Virginia’s emergency temporary workplace standards on COVID-19 are one step closer to becoming permanent, over the continuing loud objections from employers that they are duplicative, expensive, and not making anybody any safer than existing health and safety protections already do.
UPDATE: The text of the final permanent standard approved Wednesday was finally posted publicly Jan. 15.
The 9-4 vote by state’s Safety and Health Codes Board Wednesday followed a longer and more open process than used for the adoption of the temporary standard about six months ago. This time around extensive public comments, spoken and written, were accepted and drafts were circulated with reasonable time for study. Written public comments pro and con and other key documents are on a Department of Labor and Industry website.
The supportive comments most often come from organized labor, strongly in favor of a permanent standard and with various recommendations to strengthen it. Few employers, public, private or non-profit, are exempt from this standard and its potential penalties.
This time around the board also had an extensive economic impact analysis on the regulations, prepared by outside firm Chmura Economics and Analytics. While long, it provides one of the easier to understand outlines of the various sections. In general, the conclusion was that there will be little additional expense to the state’s employers because most of what this rule requires is already required.
The outside report, along with supplemental document from the staff, lists about 30 existing state or federal workplace safety or health regulations (see the list on pages 3 and 4) that overlap with this set of rules, and notes the general duty state law already imposes on every employer “to furnish to each employee safe employment and a place of employment that is free from recognized hazards.”
With regard to the need for this additional regulatory effort, the state’s position is that it adds great benefit. Yet the state claims it adds no additional cost because it overlaps with all these other rules or executive orders already in place and most of these expenses are already mandated.
The impact statements go on to offer estimates of how many staff hours it will take to meet some of the added administrative burdens: Four to five hours to conduct a risk assessment, seven to ten staff hours to write and implement a return to work policy, only one to two hours to write a policy about wearing masks when two employees travel. How about one to two hours per balky employee? Company leaders may find the estimates less than realistic.
Employers seeking to understand this regulation may want to read this document first, rather than the legalese of the regulation itself. It is more clear on the requirements. The appendix on the final two pages is the best list of what this standard mandates, and again shows how most duplicate existing health and safety rules.
Chmura estimates about 13,500 of Virginia’s 285,000 plus workplaces fall into the very high or high COVID exposure categories, with the most stringent requirements. Most are small businesses. An estimated 360,000 people work there. Fewer than half of Virginia’s workforce falls into the low risk range.
Despite the pages of new testimony and hours of hearings, little was changed between the original and the final temporary rules, however. The first round of rules was tied to the various states of emergency declared by Governor Ralph Northam, and once those expire this issue must return to this board for reconsideration. Another simple majority vote at that time keeps the standards in force even as the COVID threat retreats.

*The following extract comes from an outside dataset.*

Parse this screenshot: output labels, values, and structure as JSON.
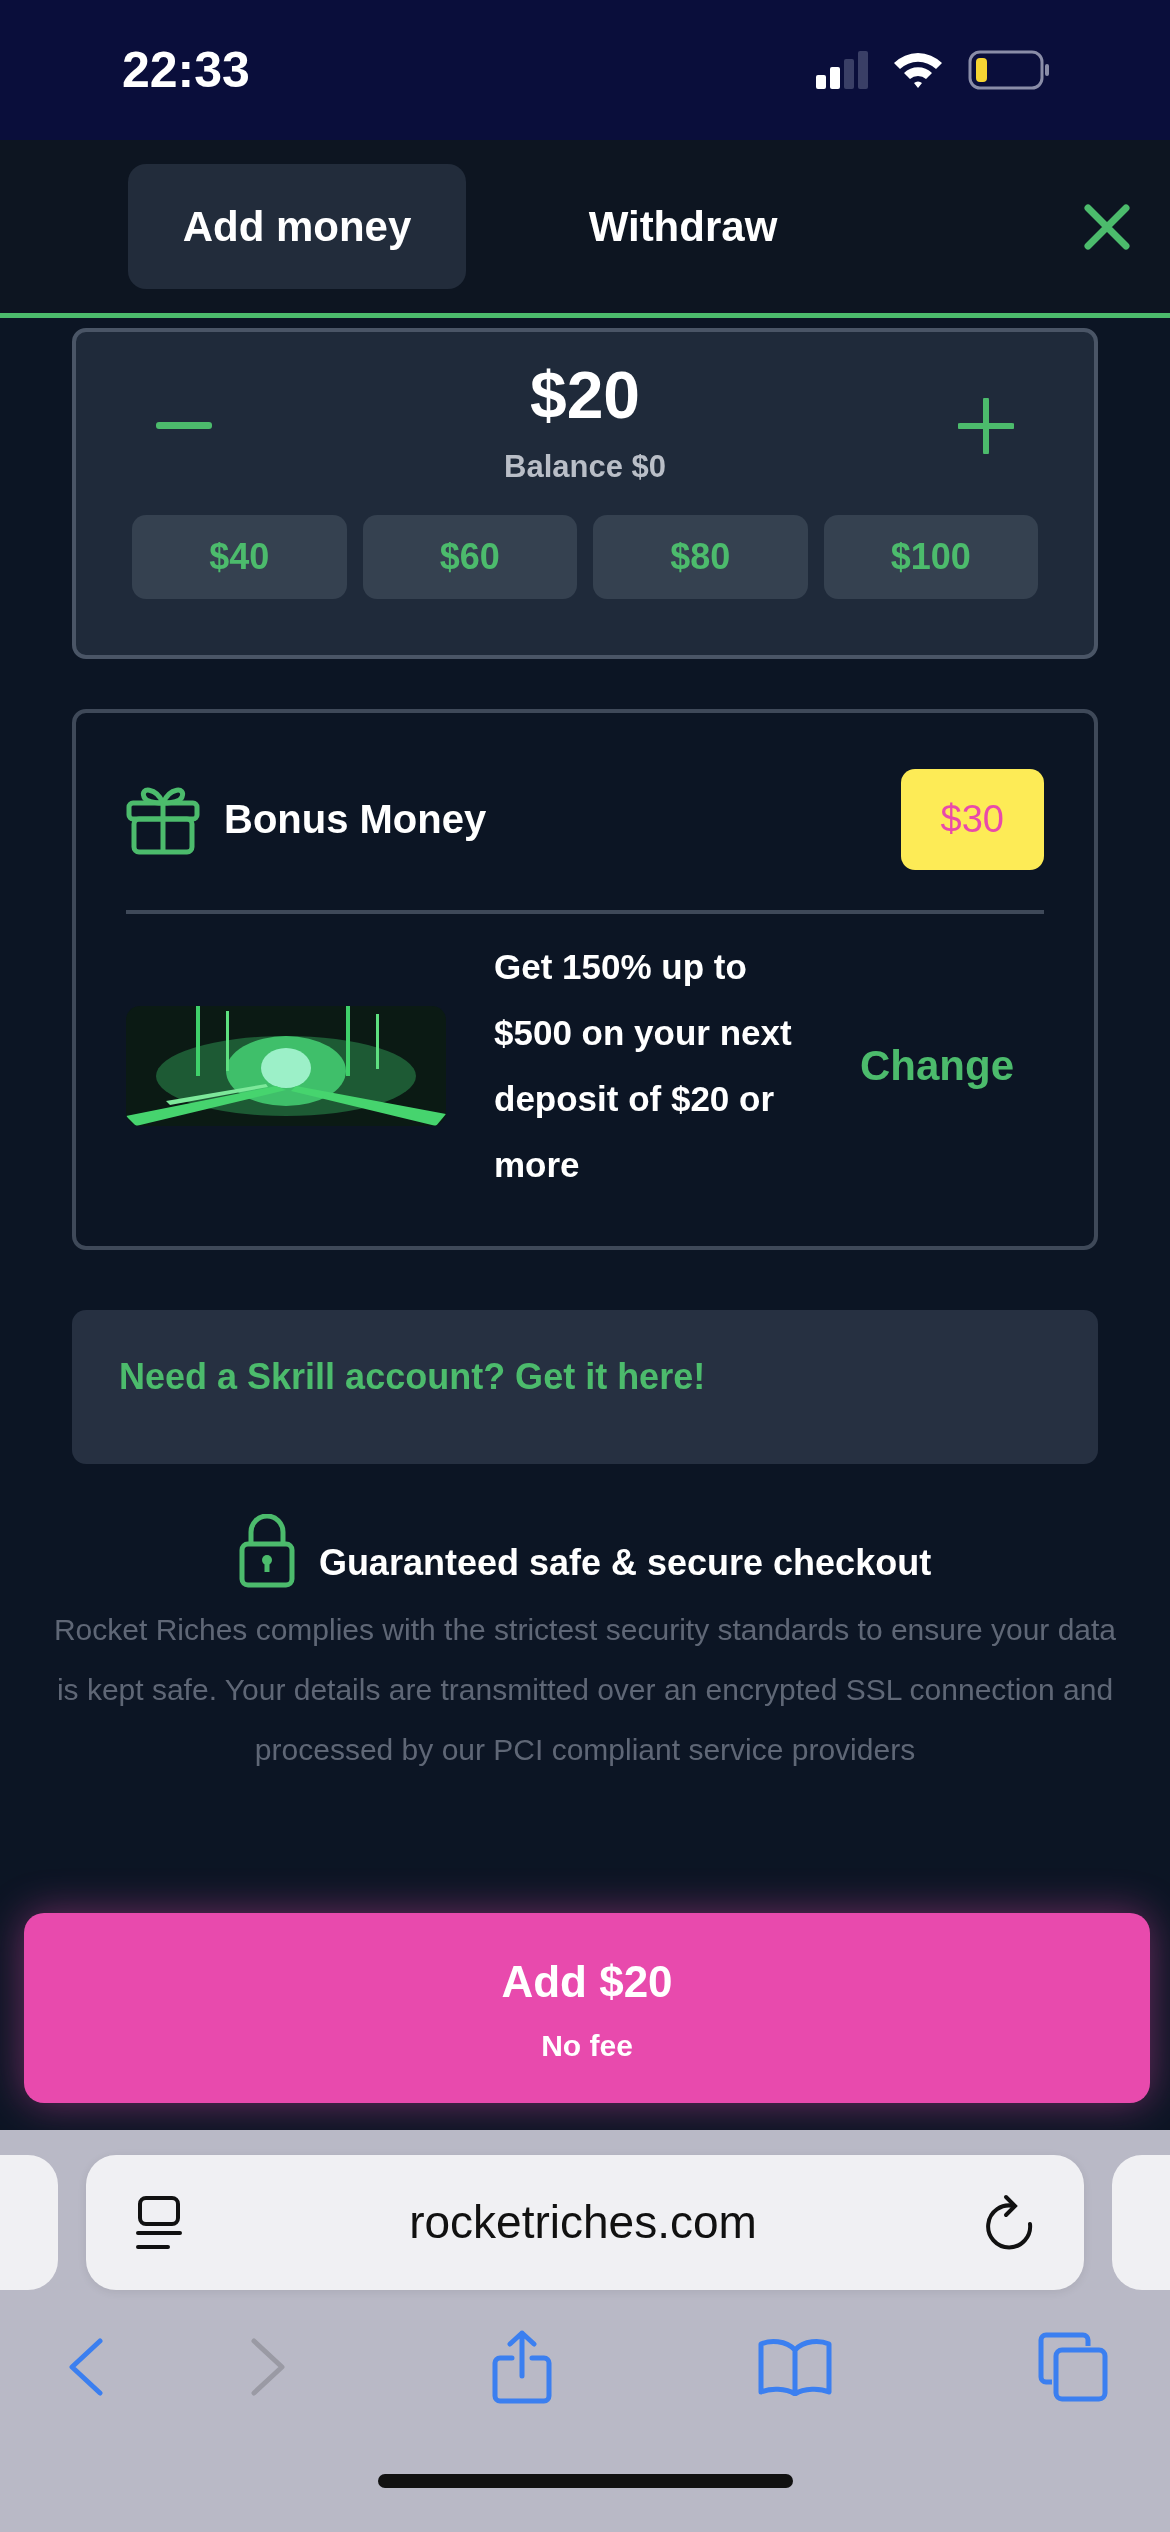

Six months following the adoption of the temporary standards, there is also no additional evidence that workplaces are major locations for COVID transmission, or that the state is finding many employers behaving recklessly. In fact, there was little discussion of active enforcement of this particular standard so far. The Virginia Department of Health is enforcing the various Governor’s Executive Orders.
“This is a big box-checking exercise,” complained board member Courtney Malveaux, an employment law attorney and one of the nay votes. He said that COVID-19 is a widespread, general public health crisis, not a workplace hazard. The regulations already in force or put out specific to COVID by the federal authorities are what are protecting workers.
The same theme was picked up in comments from a large business coalition (read them here), which included the Thomas Jefferson Institute for Public Policy:
“…verifiable data on infections, hospitalizations, and deaths by workplaces (categorized by low to very high risk) is effectively non-existent. In fact, VDH data indicates that COVID-19 confirmed deaths are primarily with citizens over 70 years old and with individuals in long term care facilities. The “grave danger” determination for ALL workplaces must be reconsidered especially when it is still unclear how many infections by type of workplace have been documented…”
Malveaux was able to amend the final document to remove an attempt to regulate employee leave policies under cover of COVID protection. He also found it odd that the Northam Administration opposed language he proposed that would have given the employer ability to prevent employees from working if the employer believed that had been exposed outside of work.
When adopted last summer, the temporary standard was hailed as the first in the nation. Now a few other states have adopted their own state COVID-related workplace standards to supplement the federal Occupational Safety and Health Administration and the Centers for Disease Control. California put one in place, somewhat based on Virginia’s, just as the fall surge exploded in that state.